Rz. 72
§ 1 Abs. 2 Satz 2 eröffnet den in einem Haushalt mit dem nach § 1 Abs. 2 Satz 1 Berechtigten lebenden Ehegatten oder Ehegattinnen die Möglichkeit, (ebenfalls) Elterngeld in Anspruch zu nehmen. Der Anspruch auf Elterngeld leitet sich in diesen Fällen vom anderen Elternteil ab. Ohne Bedeutung sind Staatsangehörigkeit oder Aufenthaltsstatus in Deutschland.
Dauerhaft im Ausland tätiger Entwicklungshelfer
Entwicklungshelfer E ist für einen staatlich anerkannten Träger des Entwicklungsdienstes im Ausland tätig. In Afrika lernt er F, Staatsangehörige seines Einsatzstaats, kennen. Beide heiraten kurz darauf und bekommen Nachwuchs. Nach Deutschland reisen sie in dieser Zeit nicht. Hat F dennoch einen Anspruch auf Elterngeld?
Lösung
E erfüllt die Voraussetzungen des § 1 Abs. 2 Satz 1 Nr. 2. Damit zählt auch seine Ehefrau F über Satz 2 der Norm zum Kreis der Anspruchsberechtigten. Auf ihre Staatsangehörigkeit kommt es nicht an. Ebenso wenig ist erforderlich, dass sich F vor, während oder nach der Geburt in Deutschland aufgehalten und einen entsprechenden Aufenthaltstitel erlangt hat. Die soziale Bindung gegenüber Deutschland besteht in dieser Konstellation auch dann, wenn sich beide durchgängig im Ausland aufhalten, "da der Auslandsaufenthalt zwangsläufig zum Berufsbild des Entwicklungshelfers gehört".
Rz. 73
Partner einer nichtehelichen Lebensgemeinschaft haben nach dem eindeutigen Wortlaut des § 1 Abs. 2 Satz 2 keinen Anspruch auf Elterngeld. Dies ist unter verfassungsrechtlichen Gesichtspunkten nicht zu beanstanden. Die Regelung findet im Schutzgebot des Art. 6 Abs. 1 GG, aber auch in der gesetzgeberischen Einschätzung ihre Rechtfertigung, wonach bei in ehelicher Gemeinschaft zusammenlebenden Eltern "typisierend eine engere fortbestehende Verbindung zum Heimatland und eine größere Wahrscheinlichkeit der Rückkehr innerhalb überschaubarer Zeiträume" anzunehmen sein soll. Zudem haben sich die Partner einer nichtehelichen Lebensgemeinschaft "gerade zu einem Zusammenleben unter Vermeidung der mit Vor- und Nachteilen verbundenen rechtlichen Bindungen einer förmlichen Ehe entschlossen". Auch Art. 6 Abs. 5 GG, wonach den unehelichen Kindern die gleichen Bedingungen für ihre leibliche und seelische Entwicklung und ihre Stellung in der Gesellschaft zu schaffen sind wie den ehelichen Kindern, führt zu keinem anderen Ergebnis. Denn § 1 Abs. 2 Satz 2 knüpft gerade nicht an den Status des Kindes an, für das Elterngeld beantragt werden soll, und ist zudem in räumlicher Hinsicht primär auf das Bundesgebiet ausgerichtet.
Rz. 74
EuGH-Entscheidung zu nicht ehelichen Lebensgemeinschaften
Der EuGH hat zur VO (EWG) 1408/71 – nunmehr VO (EG) 883/2004 – festgehalten, dass ein Anspruch auf Familienleistungen, zu denen das deutsche Elterngeld zählt, auch über den "Lebensgefährten" vermittelt werden kann.

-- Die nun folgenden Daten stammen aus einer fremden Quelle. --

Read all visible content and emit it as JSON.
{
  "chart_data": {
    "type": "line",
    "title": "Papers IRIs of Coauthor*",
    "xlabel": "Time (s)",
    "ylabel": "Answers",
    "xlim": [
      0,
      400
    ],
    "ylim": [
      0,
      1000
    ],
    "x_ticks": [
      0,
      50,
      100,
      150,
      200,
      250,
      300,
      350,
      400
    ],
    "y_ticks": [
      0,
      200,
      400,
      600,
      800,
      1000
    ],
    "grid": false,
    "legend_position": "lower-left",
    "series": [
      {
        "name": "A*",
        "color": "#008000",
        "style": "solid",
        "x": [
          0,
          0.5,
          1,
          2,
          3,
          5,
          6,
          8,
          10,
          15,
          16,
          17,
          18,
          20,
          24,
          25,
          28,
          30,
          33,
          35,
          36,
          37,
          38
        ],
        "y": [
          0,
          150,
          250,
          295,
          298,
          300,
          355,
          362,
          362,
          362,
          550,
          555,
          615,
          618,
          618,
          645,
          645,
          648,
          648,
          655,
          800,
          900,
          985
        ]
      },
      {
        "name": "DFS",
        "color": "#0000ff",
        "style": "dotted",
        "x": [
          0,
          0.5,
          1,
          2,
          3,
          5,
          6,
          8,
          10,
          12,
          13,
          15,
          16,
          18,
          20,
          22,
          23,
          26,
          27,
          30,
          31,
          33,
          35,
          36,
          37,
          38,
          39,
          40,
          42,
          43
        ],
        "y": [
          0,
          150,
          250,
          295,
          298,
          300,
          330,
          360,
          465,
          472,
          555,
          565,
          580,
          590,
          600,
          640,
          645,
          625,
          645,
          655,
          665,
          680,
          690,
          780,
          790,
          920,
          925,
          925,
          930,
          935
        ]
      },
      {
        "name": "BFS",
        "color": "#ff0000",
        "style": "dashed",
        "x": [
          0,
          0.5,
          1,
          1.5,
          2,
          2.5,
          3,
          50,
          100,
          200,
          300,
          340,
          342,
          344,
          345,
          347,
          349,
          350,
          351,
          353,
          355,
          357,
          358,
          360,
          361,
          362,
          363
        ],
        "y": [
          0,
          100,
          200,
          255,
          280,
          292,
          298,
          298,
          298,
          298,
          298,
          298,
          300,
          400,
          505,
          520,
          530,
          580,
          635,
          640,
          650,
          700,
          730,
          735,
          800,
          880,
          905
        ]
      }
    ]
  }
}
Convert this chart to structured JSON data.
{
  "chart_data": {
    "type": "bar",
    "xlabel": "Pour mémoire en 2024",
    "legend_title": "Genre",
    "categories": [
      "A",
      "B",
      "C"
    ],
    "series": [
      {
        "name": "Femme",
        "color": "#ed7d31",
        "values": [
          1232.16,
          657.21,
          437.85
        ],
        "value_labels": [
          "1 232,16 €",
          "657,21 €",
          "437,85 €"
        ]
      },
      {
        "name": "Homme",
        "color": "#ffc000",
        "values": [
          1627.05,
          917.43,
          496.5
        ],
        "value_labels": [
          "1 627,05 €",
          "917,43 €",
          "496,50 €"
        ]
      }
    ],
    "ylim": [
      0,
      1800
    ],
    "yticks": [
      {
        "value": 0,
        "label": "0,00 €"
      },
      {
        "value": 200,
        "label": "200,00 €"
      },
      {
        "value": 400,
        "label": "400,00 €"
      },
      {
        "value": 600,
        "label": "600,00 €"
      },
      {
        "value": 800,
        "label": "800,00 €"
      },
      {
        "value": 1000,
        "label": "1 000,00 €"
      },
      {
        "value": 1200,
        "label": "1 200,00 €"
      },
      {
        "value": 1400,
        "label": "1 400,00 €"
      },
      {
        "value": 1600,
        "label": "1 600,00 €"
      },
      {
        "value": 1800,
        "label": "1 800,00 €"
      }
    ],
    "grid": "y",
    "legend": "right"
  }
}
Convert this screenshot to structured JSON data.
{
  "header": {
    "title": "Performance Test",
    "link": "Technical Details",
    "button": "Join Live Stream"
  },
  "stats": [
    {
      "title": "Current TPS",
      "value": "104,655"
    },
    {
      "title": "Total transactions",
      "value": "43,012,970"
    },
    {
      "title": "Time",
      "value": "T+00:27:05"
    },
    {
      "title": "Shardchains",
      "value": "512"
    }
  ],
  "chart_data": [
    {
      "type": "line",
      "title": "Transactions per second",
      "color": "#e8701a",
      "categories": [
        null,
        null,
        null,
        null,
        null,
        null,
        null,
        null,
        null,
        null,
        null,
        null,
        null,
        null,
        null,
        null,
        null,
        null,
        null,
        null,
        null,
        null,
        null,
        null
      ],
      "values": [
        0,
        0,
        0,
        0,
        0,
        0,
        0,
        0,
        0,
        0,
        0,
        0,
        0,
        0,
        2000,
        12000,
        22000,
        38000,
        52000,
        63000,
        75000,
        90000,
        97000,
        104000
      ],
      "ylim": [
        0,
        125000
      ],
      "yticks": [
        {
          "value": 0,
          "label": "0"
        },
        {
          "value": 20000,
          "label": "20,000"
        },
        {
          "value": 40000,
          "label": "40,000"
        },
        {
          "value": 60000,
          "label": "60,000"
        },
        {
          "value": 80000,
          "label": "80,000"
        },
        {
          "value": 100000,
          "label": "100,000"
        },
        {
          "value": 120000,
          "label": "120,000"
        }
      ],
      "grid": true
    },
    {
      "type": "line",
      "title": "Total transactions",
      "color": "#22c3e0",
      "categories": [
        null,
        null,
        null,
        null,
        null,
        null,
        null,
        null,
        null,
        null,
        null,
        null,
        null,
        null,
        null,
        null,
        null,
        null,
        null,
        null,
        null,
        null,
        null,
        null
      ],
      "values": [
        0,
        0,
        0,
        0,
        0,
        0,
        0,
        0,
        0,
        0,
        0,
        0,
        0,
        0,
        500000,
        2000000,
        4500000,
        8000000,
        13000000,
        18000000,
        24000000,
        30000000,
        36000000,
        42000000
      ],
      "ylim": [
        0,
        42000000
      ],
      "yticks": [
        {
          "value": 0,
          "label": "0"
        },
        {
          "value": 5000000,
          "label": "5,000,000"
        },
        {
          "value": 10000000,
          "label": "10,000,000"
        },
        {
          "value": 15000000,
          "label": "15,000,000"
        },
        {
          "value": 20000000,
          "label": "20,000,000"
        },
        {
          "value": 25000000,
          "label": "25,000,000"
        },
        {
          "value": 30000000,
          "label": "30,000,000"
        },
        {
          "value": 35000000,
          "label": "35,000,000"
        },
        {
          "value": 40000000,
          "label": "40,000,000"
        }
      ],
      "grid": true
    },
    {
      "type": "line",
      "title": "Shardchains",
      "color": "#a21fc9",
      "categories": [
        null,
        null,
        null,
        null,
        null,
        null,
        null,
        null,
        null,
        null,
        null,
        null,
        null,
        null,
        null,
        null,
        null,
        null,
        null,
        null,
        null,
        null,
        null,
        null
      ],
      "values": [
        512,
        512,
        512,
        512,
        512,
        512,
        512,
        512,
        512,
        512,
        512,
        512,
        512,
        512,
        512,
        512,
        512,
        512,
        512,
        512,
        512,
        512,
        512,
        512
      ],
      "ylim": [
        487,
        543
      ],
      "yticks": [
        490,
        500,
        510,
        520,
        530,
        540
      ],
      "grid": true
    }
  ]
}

Vor diesem Hintergrund spricht vieles dafür, in Konstellationen mit grenzüberschreitendem Bezug eine europarechtskonforme Auslegung des § 1 Abs. 2 Satz 2 in Betracht zu ziehen.
Rz. 75
§ 1 Abs. 2 Satz 2 kann für die Praxis eine erhebliche Bedeutung zugesprochen werden. Denn regelmäßig ist es gerade der andere, nicht ins Ausland entsandte, aber gleichwohl dorthin mitreisende Elternteil, der Elterngeld in Anspruch nehmen möchte. Konstellationen, in denen eine zum Kreis des § 1 Abs. 2 Satz 1 gehörende Person am neuen Einsatzort seine Erwerbstätigkeit reduziert oder ganz einstellt, dürften in deutlich geringerer Zahl auftreten.